The device introduced Zeckel to the broad challenges of such work, she says. In the case of the flow cytometer, she had to learn more about human immunology, the chemistry of fluorescent markers attached to antibodies in the blood and the physics of the lasers inside the device that excite the fluorescent markers. Zeckel also had to consult with the researchers who would be using the device to find out how software could help them visualize the cytometer’s readout.

The researchers asked for things like color coding of data plots, and Zeckel and her team were able to drill down to understand precisely what they needed to identify unique subpopulations. “By providing new, multidimensional visualizations, we enabled them to more easily identify those populations of cells,” she says. Such customer interaction is a passion of hers. “I want to find out the thing that they need that they don’t know how to ask for.”

When she began work on the Biomek liquid handlers, Zeckel and her team of about 30 software engineers and software test engineers consulted often with the mechanical and electrical engineers developing the hardware. “It can be challenging to work with hardware that’s still under development,” she notes. “Any changes that we make could have a ripple effect through the whole system.”

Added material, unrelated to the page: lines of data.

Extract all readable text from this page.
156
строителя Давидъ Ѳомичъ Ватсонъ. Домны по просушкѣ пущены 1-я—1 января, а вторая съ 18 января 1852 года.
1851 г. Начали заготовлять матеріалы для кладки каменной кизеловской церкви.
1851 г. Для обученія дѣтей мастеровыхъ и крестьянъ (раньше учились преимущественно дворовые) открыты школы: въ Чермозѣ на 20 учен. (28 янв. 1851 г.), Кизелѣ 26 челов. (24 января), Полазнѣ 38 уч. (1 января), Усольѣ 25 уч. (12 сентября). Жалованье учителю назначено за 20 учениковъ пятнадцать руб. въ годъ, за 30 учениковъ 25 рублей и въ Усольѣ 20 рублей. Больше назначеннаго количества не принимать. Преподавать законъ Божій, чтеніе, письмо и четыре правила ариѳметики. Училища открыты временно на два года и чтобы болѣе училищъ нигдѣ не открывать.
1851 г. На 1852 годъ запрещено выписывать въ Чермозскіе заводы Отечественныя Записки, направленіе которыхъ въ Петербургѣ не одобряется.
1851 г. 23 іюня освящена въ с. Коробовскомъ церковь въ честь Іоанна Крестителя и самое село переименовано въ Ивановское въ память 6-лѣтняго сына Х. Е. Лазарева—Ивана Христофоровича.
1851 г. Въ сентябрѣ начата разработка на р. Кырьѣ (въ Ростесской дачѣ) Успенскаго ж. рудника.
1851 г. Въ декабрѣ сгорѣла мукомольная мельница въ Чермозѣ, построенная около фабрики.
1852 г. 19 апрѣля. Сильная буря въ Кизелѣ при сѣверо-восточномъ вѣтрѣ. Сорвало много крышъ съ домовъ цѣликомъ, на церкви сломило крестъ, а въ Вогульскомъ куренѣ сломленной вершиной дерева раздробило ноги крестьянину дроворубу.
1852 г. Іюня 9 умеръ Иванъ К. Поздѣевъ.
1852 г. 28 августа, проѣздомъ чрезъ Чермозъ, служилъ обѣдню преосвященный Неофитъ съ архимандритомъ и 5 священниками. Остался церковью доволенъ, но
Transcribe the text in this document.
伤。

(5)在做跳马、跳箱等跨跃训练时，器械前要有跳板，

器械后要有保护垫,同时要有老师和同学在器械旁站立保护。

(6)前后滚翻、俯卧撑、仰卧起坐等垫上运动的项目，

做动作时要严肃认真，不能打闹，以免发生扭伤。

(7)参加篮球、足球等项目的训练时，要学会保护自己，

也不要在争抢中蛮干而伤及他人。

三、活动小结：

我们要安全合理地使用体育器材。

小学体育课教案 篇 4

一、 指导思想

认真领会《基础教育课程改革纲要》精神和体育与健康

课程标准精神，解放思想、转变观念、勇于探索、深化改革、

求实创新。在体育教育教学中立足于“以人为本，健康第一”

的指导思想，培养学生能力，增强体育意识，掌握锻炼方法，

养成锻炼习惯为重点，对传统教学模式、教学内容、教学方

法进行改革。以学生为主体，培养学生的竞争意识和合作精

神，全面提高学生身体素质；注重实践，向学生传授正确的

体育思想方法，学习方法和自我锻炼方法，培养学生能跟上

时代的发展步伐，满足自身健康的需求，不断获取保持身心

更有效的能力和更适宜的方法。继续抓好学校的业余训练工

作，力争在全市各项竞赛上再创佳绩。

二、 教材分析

These consultations are key to helping Zeckel develop the interface that her customers will use—the screens, the buttons, the commands, the output options, the customization and automation, and the data synthesis. Her understanding of what the instrument will be used for and how it operates, she says, helps her make the device intuitive and appropriate for the customers: colleges and universities, government and commercial research labs, agricultural labs and testing facilities, pharmaceutical companies and hospitals. With a larger deck to hold more samples and a largevolume multichannel pipette head, the new Biomek i-Series liquid handler is a valuable tool for cancer researchers and other scientists, says Zeckel.

The science, the collaboration, the testing, the development and the deployment merge to make the work tremendously satisfying for Zeckel. She says, “Helping people and knowing that the software that I wrote is being used by cancer researchers looking for a cure, that’s important to me.”